As importantly, they may be looked upon as positive role models, as people contributing to refashioning a society blinking less and less when a woman rises to the top, be it in business, politics, finance, law, media, medicine or any other industry.

And owing to the courage and smarts of this sort of exceptional woman, my teenage daughter is growing up in a society where arbitrary, destructive, gender barriers continue to be pushed aside by determined, forward thinking, progressive, not-stuck-in-the-Pleistocene-era women and men. For this I am grateful. For a kinder, gentler world, we will all benefit.

Cost Of Breaking Glass Ceiling

Yet, is there a downside cost to women climbing a stairway to the corner office?

While shattering of the metaphorical glass ceiling becomes more commonplace, and some women achieve wealth and/or power during their ascent, career success may come at the expense of marriage.

According to results of a study undertaken by psychology researchers Dr. Brian Lewis (University of California in Los Angeles) and Stephanie L. Brown (University of Michigan), published in the journal Evolution and Human Behaviour, many men tolerate, accept, even embrace women participating in the economy on a more equal basis. However, when it comes to wading into the marriage market, men of all stripes show a marked preference for less accomplished women.

The theory goes like this: men’s preference for less dominant women is “rooted in the evolutionary drive to pass on genes to the next generation.”

Meaning, a long time ago, thy creature known as knuckle dragging man possessed limited resources. Not wanting to dedicate sparse means to another man’s child, he sought a submissive woman, one whose behaviour he could “exert some kind of influence” over in order to reduce the threat of paternal uncertainty. Um … to restate that in street lingo, a woman whom HE could control, who would not be seduced by some other hairy, grunting dude.

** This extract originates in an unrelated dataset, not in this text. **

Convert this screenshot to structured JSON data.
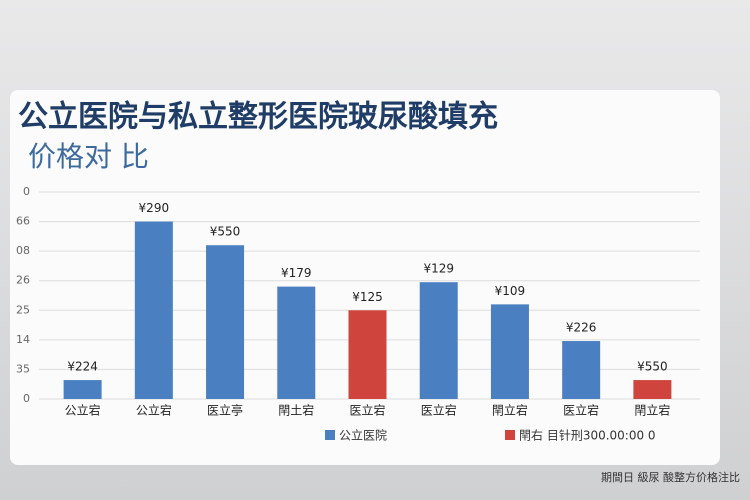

And as a result of man’s historical preference for obedient women, successive generations of males inherited genes encoding attraction to compliant women.

Evolution Interruptus

So, the more women achieve, the less desirable they become?

If the study’s findings are accurate then, not unlike fruit flies, man is biologically programmed to behave a certain way, including seeking control of his mate. If so, then vanity and insecurity may no longer be held responsible for man’s general avoidance of more accomplished women since, at least in a romantic context, evolution may have passed him by.